I didn't say that either - if the experience needed is not internal then get another one external like he did with Michael Kitchen - incentive based contract with a low base salary.
There are numerous experienced hired guns out there in the industry.
Goose
I did not suggest him Ratman did...just posting some info to share public information
Michael Kitchen
Was this his employment contract when hired in 9/03?

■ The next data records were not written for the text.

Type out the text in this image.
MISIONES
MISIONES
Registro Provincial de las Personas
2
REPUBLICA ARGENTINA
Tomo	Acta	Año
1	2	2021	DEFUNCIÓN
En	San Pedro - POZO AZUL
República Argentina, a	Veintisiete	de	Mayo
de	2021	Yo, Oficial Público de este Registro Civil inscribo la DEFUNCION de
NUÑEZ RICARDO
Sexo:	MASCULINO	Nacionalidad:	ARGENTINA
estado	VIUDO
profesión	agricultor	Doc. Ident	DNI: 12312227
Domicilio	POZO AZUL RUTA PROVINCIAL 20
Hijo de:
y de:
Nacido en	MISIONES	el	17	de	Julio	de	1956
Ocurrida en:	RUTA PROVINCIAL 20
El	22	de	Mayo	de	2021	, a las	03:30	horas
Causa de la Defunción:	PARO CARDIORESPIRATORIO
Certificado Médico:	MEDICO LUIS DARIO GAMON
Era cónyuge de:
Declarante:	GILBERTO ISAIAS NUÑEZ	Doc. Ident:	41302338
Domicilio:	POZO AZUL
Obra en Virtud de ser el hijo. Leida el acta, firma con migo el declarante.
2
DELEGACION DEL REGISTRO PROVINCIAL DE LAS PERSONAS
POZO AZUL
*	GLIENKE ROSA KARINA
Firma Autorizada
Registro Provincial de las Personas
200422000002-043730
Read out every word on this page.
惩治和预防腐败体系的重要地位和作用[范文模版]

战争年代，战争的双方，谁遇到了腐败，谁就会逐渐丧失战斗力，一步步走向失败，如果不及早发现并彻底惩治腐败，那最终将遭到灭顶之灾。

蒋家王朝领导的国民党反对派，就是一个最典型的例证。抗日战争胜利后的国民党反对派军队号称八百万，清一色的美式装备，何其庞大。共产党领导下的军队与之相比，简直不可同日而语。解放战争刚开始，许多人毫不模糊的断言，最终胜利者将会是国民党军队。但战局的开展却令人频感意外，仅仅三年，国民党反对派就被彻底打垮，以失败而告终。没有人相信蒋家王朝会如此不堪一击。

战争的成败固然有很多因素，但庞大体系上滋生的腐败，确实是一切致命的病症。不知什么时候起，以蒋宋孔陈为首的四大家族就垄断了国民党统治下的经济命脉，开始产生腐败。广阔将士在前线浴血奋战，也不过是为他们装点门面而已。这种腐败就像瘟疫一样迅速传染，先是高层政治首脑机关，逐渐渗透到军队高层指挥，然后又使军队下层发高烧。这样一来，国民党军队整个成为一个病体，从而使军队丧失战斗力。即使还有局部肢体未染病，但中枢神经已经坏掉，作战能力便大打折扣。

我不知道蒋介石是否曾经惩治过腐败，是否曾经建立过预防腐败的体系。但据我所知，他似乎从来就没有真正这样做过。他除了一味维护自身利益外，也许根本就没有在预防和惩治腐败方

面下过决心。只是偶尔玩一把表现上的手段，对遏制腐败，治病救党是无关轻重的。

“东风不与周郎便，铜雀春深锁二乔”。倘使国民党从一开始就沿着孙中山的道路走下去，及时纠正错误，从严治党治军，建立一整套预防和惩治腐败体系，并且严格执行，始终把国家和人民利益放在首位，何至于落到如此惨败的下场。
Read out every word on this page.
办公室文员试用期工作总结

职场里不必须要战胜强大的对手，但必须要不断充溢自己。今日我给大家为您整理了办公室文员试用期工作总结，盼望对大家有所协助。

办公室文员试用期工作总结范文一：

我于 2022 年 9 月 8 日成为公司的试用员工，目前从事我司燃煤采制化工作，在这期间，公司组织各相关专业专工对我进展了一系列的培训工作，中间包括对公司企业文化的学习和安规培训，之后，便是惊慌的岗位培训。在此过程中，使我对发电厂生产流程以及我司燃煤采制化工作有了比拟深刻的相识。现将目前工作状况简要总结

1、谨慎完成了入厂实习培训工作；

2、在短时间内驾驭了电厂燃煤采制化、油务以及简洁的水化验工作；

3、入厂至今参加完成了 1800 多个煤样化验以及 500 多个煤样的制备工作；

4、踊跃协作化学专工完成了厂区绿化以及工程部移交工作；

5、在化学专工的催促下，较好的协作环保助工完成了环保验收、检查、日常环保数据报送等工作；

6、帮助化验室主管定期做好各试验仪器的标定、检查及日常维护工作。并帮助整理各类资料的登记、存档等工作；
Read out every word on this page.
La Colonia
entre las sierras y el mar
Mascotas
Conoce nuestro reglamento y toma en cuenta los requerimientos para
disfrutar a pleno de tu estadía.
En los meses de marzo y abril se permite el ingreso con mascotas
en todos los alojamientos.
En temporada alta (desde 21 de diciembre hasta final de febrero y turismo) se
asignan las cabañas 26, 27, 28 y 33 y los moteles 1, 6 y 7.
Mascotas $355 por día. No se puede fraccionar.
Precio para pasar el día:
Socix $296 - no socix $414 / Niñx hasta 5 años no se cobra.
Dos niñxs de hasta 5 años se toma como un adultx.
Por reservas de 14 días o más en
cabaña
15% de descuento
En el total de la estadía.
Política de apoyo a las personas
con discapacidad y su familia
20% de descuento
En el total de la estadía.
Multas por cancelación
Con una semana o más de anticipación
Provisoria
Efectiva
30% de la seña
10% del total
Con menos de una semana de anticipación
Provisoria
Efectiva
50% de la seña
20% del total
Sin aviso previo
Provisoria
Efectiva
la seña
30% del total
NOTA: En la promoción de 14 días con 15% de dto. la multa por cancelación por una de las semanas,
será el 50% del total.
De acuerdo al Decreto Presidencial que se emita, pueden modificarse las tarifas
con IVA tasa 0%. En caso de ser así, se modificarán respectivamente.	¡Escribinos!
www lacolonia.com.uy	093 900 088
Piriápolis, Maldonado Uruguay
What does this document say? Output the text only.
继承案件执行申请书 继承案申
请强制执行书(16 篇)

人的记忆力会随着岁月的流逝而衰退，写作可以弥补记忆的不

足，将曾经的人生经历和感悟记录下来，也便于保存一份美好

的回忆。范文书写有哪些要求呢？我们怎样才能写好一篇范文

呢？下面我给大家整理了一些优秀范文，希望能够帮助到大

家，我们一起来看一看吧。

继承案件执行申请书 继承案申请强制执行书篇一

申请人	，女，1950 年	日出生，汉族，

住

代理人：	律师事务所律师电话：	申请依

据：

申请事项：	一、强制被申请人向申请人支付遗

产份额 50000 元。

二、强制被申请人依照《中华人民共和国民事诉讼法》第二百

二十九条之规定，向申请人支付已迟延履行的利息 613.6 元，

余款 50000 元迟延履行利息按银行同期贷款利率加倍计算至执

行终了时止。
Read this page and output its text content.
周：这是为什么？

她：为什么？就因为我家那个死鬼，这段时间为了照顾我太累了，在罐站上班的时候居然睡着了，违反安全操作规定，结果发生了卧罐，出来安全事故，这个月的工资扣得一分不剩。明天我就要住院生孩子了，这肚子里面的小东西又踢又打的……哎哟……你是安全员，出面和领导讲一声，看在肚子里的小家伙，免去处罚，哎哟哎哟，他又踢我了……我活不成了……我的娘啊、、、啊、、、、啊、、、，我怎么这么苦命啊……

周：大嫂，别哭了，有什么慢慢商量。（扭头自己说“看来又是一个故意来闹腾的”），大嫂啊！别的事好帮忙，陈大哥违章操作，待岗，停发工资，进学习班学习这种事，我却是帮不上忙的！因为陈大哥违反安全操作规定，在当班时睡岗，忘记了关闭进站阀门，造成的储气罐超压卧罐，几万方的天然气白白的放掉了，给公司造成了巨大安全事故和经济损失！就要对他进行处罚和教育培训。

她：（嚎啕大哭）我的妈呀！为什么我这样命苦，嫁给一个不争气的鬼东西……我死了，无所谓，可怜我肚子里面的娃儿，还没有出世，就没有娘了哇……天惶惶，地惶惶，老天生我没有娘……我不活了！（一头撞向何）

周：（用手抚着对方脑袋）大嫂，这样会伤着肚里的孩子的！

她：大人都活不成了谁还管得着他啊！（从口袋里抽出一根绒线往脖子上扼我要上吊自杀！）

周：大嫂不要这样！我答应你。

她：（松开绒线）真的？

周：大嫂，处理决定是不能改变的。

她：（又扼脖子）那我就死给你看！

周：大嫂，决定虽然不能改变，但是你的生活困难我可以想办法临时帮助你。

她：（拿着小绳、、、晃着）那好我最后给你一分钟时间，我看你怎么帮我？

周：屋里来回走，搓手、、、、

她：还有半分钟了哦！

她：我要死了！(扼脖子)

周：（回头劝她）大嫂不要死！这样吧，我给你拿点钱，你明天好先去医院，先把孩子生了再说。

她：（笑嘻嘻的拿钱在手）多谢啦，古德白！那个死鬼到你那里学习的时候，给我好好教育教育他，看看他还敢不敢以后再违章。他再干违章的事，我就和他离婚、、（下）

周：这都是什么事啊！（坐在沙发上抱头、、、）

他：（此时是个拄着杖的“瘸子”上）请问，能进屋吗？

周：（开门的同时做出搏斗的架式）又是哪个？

From the SEC filing - is he ready to be CEO?
Employment Contract
Effective September 1, 2003, the Company entered into a contract with an employee whereby the employee is to receive a base salary and a four percent cash commission on all sales originated by the employee. In addition, the employee is entitled to receive options to purchase 1,000,000 shares of the Company’s common stock with an exercise price of $0.10 per share, if certain sales targets are achieved for each of the next three years. If the sales targets are not achieved, the stock options will not be granted. As of December 31, 2003 the sales target has not been achieved and, therefore, no stock options have been granted.
Michael Kitchen
From the SEC filing:
Michael Kitchen, age 30, is currently our vice-president of training and simulation sales. Mr. Kitchen is a veteran in the sale of firearm training simulators, with over seven years’ experience in the industry. He is a graduate of The University of Colorado, earning a B.A. degree in economics, with an emphasis in international marketing. Mr. Kitchen is responsible for all aspects of our regional, national, and international sales campaigns within the training/simulation market. Before joining our company, Mr. Kitchen was vice-president of international sales for Interactive Training, Inc. (“IES”). At IES, he was responsible for developing and managing operational sales plans for the international market.
Bull
What are you talking about? - Carly Fiorina
Check out her experience and educaction post Stanford - a fine educational institution as well. Kelly is no Carly Fiorina.
Be careful what you ask for....
http://www.miami.com/mld/miamiherald/business/10855593.htm?1c
Carly Fiorina at a glance
Associated Press
NAME - Cara Carleton Sneed Fiorina.
BIRTHDATE - Sept. 6, 1954.
EDUCATION - Bachelor's degree in medieval history and philosophy, Stanford University, 1976; master's in business administration degree, University of Maryland, 1980; master's of science degree in management, Massachusetts Institute of Technology, 1989.
EXPERIENCE - Saleswoman, marketing posts and other executive positions, including head of North American network systems, at AT&T Corp., 1980-1996. Helped lead spinoff of equipment/research division into Lucent Technologies Inc. in 1996. President, Lucent's global service provider business, 1998-1999. Named chief executive and president of Hewlett-Packard Co. in 1999 and given the title of chairwoman in 2000. She resigned from the company Feb. 9, 2005, citing differences with the board over executing its strategy.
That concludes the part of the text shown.